“Vem de mais longe o mal”, diz Fedra, na tragédia homónima (1677) de Racine, ao tentar explicar e, ao mesmo tempo, ocultar, com perturbação e vergonha, a desmesura e ilicitude da sua paixão por Hipólito, o seu enteado. Em O filho (2018), de Florian Zeller, o mal que atormenta o jovem Nicolau, filho de Ana e de Pedro e enteado de Sofia, também “vem de mais longe”, como afirma o autor numa entrevista sobre esta sua peça, à qual quis imprimir a dimensão de uma tragédia.

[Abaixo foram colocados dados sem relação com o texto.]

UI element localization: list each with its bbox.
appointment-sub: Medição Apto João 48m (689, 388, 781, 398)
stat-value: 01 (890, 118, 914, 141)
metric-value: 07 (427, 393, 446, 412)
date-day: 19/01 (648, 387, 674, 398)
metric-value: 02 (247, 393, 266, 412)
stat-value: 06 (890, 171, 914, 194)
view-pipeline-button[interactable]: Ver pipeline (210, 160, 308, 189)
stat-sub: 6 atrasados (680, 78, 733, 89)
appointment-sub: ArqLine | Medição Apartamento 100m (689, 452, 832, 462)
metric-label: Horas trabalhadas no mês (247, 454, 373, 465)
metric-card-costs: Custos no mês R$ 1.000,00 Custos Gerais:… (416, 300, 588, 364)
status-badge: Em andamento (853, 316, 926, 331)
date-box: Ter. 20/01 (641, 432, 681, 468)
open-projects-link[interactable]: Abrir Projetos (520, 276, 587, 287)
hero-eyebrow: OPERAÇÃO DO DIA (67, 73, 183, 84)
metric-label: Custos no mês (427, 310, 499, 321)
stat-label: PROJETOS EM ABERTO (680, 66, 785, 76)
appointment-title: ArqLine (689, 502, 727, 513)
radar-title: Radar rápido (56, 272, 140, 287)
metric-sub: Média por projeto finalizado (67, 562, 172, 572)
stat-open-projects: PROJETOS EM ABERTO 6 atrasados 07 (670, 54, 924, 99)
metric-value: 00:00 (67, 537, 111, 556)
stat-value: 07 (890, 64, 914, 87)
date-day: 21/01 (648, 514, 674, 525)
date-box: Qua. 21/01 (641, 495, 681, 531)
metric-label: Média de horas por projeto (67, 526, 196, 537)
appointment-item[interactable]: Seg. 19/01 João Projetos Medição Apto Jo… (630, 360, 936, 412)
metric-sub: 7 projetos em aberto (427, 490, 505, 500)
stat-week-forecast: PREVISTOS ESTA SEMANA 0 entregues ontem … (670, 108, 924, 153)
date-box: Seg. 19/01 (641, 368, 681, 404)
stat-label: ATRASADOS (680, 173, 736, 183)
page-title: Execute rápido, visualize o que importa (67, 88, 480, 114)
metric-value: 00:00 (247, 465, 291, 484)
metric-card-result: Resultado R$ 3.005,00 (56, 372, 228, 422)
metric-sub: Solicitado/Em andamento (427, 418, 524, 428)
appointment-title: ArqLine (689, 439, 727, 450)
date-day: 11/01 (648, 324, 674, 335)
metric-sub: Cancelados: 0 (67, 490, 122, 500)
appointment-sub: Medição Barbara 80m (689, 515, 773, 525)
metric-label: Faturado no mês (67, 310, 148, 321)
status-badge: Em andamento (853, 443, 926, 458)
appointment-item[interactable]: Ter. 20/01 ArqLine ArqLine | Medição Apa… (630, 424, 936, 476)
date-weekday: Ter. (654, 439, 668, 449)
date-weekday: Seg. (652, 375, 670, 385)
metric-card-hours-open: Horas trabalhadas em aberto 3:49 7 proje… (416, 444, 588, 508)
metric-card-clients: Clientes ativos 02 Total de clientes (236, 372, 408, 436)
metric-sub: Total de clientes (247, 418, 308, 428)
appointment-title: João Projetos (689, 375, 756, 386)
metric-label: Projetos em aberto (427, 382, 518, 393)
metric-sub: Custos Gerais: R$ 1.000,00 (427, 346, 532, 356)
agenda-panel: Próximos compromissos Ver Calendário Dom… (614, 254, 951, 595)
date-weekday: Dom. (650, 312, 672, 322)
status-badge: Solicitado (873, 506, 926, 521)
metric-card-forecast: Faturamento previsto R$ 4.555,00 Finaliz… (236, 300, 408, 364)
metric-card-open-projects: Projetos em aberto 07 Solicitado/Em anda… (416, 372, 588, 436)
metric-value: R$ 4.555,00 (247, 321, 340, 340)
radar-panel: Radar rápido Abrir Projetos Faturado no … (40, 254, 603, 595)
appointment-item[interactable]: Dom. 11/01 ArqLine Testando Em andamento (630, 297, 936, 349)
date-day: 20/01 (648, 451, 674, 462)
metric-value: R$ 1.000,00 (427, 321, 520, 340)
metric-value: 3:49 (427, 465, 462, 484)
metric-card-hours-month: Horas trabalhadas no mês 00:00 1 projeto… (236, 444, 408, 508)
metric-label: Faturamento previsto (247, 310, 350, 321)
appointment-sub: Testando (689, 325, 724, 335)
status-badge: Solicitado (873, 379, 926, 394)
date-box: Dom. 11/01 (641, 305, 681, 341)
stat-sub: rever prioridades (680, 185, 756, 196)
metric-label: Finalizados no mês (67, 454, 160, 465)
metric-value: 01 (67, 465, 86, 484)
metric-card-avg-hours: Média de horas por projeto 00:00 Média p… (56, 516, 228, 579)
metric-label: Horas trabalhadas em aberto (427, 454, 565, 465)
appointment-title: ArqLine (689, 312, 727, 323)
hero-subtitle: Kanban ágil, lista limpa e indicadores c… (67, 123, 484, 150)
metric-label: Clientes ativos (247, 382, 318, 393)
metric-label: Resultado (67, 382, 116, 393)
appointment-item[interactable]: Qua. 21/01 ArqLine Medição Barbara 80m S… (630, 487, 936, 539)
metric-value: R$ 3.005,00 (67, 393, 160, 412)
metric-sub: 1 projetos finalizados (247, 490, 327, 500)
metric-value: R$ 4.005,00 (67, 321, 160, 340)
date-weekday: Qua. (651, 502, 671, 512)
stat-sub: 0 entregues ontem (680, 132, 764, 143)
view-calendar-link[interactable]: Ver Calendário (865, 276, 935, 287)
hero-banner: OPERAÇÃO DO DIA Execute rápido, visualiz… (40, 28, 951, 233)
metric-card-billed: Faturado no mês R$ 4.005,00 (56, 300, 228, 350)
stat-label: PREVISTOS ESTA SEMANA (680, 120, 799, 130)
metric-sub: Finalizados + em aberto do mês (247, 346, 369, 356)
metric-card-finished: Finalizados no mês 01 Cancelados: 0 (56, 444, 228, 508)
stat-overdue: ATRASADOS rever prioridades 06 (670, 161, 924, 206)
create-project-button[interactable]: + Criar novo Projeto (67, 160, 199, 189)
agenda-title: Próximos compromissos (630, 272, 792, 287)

O que mais o interessou ao escrevê-la foi perscrutar esse mal, de contornos difusos, insondável, tanto para o jovem como para a sua família mais próxima, não propriamente para o perceber, mas para se confrontar com ele, para ousar olhar para uma perturbação “sem ter acesso à origem, à causa” e aprender a aceitar que, por mais explicações que se procure e esforços que se empreenda, há mistérios, como esse mal que “vem de mais longe”, que não se consegue desvendar. 

Na concretização do confronto com a estranheza desse mal no âmbito da família, como acontece em O filho, aceitar o seu mistério significa aceitar que um filho, no seu processo de crescimento, se autonomize ao ponto de se tornar incompreensível, inalcançável, para os seus pais e imaginar que estes possam ter de enfrentar situações extremas nas quais o amor não basta para o salvar.

Numa entrevista a propósito de O filho, Florian Zeller reflecte sobre a função do teatro: “O que eu acho misterioso, no caso do teatro, é que se trata de uma forma artística que existe desde a Antiguidade e que continua, em cada época, a interpelar os seus contemporâneos. Isso significa que as pessoas vêm a estas salas obscuras em busca de qualquer coisa que consideram necessária. O que poderá ser? Digo muitas vezes a mim próprio que o teatro é para nós uma espécie de espelho. Um espelho no qual podemos ver a vida das pessoas. Procuramos esse reflexo, por vezes deformante, para nos observarmos, nos reconhecermos, nos compreendermos.” Neste caso, ficou particularmente surpreendido e comovido com a reacção dos muitos espectadores que, no fim do espectáculo, esperavam os actores à saída do teatro não para os felicitar, mas para poderem prolongar a experiência afectiva a conversar com eles e a partilhar as suas próprias histórias de vida.

O que continuam os espectadores a procurar nas salas obscuras dos teatros? Catarse? Emoções fortes e libertadoras? Um espelho para se observarem e compreenderam melhor? Pathos e logos? Um momento de suspensão que os distraia das solicitações do quotidiano? Atenção concentrada e reflexão? Estética e ética? Um sentido de comunidade? Certamente tudo o que faz com que o teatro continue a existir.

No âmbito da parceria entre a TVI e a peça de teatro “O Filho”, em cena no Teatro Aberto, Vera San Payo de Lemos assina este editorial que remete para a função do teatro e para a temática central do espetáculo.